Recommendation 1. Meet New START early – New START provides that reductions will be implemented within seven years of entry into force (February 5, 2018). The sides could implement the reductions faster and might consider announcing, as parallel steps, that they will implement the reductions prior to the 2015 NPT review conference. In addition, the United States could take off of operational status all of the strategic nuclear weapons it would be reducing.

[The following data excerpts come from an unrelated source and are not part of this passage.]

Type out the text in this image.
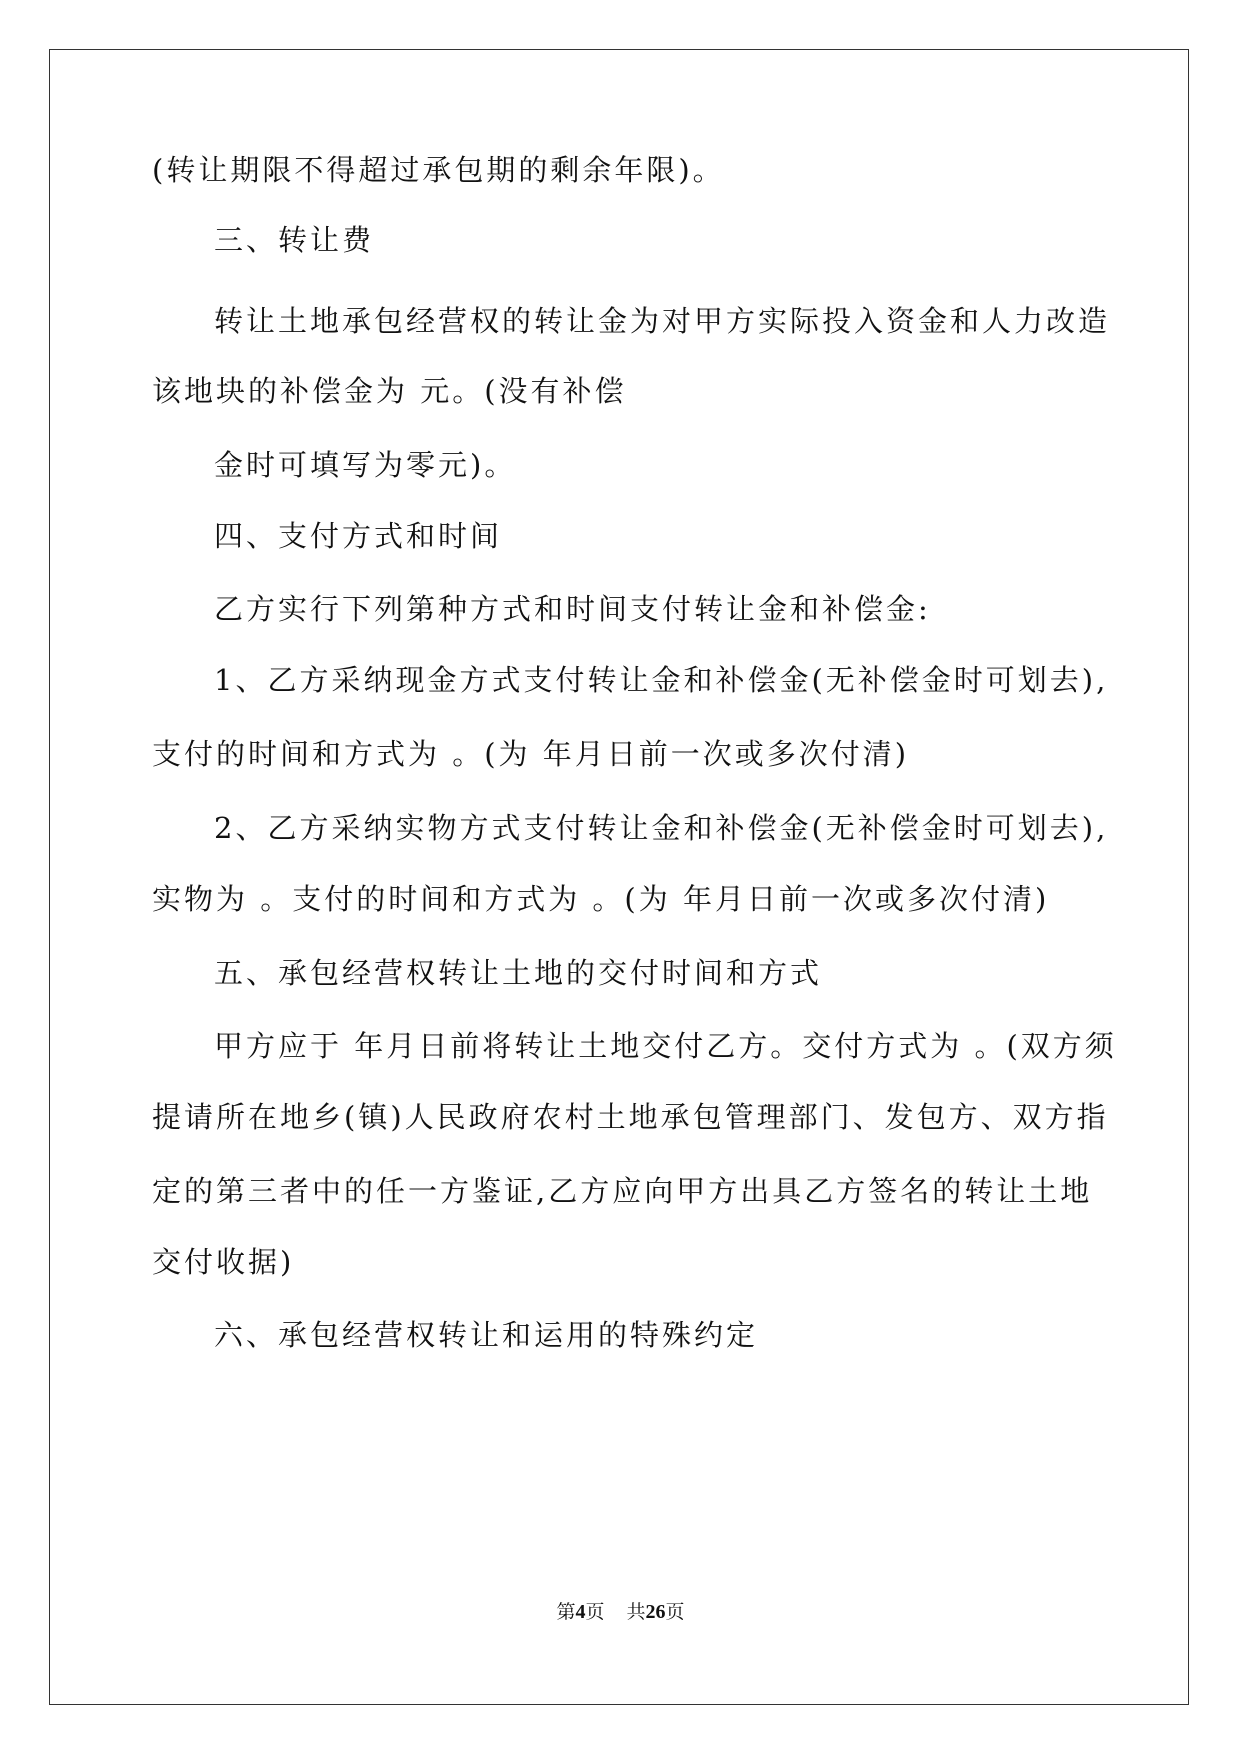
(转让期限不得超过承包期的剩余年限)。

三、转让费

转让土地承包经营权的转让金为对甲方实际投入资金和人力改造

该地块的补偿金为 元。(没有补偿

金时可填写为零元)。

四、支付方式和时间

乙方实行下列第种方式和时间支付转让金和补偿金:

1、乙方采纳现金方式支付转让金和补偿金(无补偿金时可划去),

支付的时间和方式为 。(为 年月日前一次或多次付清)

2、乙方采纳实物方式支付转让金和补偿金(无补偿金时可划去),

实物为 。支付的时间和方式为 。(为 年月日前一次或多次付清)

五、承包经营权转让土地的交付时间和方式

甲方应于 年月日前将转让土地交付乙方。交付方式为 。(双方须

提请所在地乡(镇)人民政府农村土地承包管理部门、发包方、双方指

定的第三者中的任一方鉴证,乙方应向甲方出具乙方签名的转让土地

交付收据)

六、承包经营权转让和运用的特殊约定

第4页 共26页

Recommendation 2. Make progress on nonstrategic weapons – The United States and Russia could lay the groundwork for reducing non-strategic nuclear weapons, thereby expediting the process for a future treaty. To make treaty negotiations easier, the United States and Russia could work towards a shared definition of non-strategic nuclear weapons. The United States should, of course, work closely with its allies on this issue. The United States and Russia could also increase transparency and work towards verification of non-strategic stockpiles and start discussions to better understand each other’s national security challenges and interests that have led to the nonstrategic stockpiles and postures that each retain. Steps include reciprocally disclosing aggregate numbers of nonstrategic weapons - beginning with 1991 data and working toward current data. Work on verification of nonstrategic stockpiles could begin by creating pilot programs to verify the absence of nonstrategic weapons at facilities that housed them prior to implementation of the PNI. The two sides could also initiate lab-to-lab cooperation to resolve technical challenges for verifying warhead-level reductions and dismantlement.

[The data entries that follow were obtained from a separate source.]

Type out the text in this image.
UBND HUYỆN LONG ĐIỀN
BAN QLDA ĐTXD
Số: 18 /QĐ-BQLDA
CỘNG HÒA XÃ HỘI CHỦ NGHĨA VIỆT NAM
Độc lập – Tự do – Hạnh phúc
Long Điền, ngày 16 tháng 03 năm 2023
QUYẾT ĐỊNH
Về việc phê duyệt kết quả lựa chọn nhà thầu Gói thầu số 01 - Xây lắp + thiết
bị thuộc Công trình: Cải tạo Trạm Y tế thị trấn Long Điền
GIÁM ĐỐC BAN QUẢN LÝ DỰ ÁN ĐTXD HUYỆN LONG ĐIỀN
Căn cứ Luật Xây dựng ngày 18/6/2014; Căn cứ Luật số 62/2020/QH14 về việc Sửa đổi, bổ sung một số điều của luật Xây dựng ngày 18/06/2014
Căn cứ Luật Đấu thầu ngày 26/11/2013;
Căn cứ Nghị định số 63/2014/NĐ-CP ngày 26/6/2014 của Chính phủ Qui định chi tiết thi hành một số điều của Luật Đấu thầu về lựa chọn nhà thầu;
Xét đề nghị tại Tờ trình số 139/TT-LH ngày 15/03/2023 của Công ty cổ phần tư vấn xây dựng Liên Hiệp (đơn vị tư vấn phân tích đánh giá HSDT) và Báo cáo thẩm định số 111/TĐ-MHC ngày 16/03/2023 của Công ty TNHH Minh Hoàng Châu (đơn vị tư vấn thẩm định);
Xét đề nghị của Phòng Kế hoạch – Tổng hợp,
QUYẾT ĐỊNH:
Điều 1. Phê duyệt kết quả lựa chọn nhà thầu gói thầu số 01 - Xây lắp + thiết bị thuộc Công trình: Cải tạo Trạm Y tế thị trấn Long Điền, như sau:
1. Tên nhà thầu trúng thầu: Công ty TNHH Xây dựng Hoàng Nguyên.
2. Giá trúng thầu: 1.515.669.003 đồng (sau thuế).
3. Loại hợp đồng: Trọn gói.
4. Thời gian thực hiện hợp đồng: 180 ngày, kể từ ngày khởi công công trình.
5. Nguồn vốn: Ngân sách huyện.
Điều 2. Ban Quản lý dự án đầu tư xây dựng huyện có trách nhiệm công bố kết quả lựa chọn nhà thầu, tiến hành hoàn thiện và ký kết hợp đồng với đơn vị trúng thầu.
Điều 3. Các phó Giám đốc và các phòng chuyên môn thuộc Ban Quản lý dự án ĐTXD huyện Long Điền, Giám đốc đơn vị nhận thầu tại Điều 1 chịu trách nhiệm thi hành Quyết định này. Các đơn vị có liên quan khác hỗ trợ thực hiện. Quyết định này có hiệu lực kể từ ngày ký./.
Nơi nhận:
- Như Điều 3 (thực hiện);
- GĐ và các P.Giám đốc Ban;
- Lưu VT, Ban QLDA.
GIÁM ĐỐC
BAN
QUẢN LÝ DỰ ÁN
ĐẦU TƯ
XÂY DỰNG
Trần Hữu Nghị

Recommendation 3. Implement mutual reductions below New START, including non strategic weapons – The United States could communicate to Russia that the United States is prepared to go to lower levels of nuclear weapons as a matter of national policy, consistent with the strategy developed in the Nuclear Posture Review, if Russia is willing to reciprocate. This could improve stability by reducing Russia’s incentive to deploy a new heavy ICBM. Similarly, the two sides could define cooperative steps for reduction of nonstrategic weapons including appropriate verification measures. The United States, in considering whether or not to implement specific options for reducing strategic nuclear forces and nonstrategic weapons, will have to address lingering concerns over asymmetries between U.S. and Russian stockpile composition, force structures and reconstitution capabilities, particularly considering the imbalance between U.S. and Russian nonstrategic forces, which some believe will become more salient as strategic weapons are reduced. As we noted in our earlier ISAB report on “Mutual Assured Stability,”[11] the Kissinger-Scowcroft eight “key facts”[12] should be taken into account in evaluating specific options for further reductions.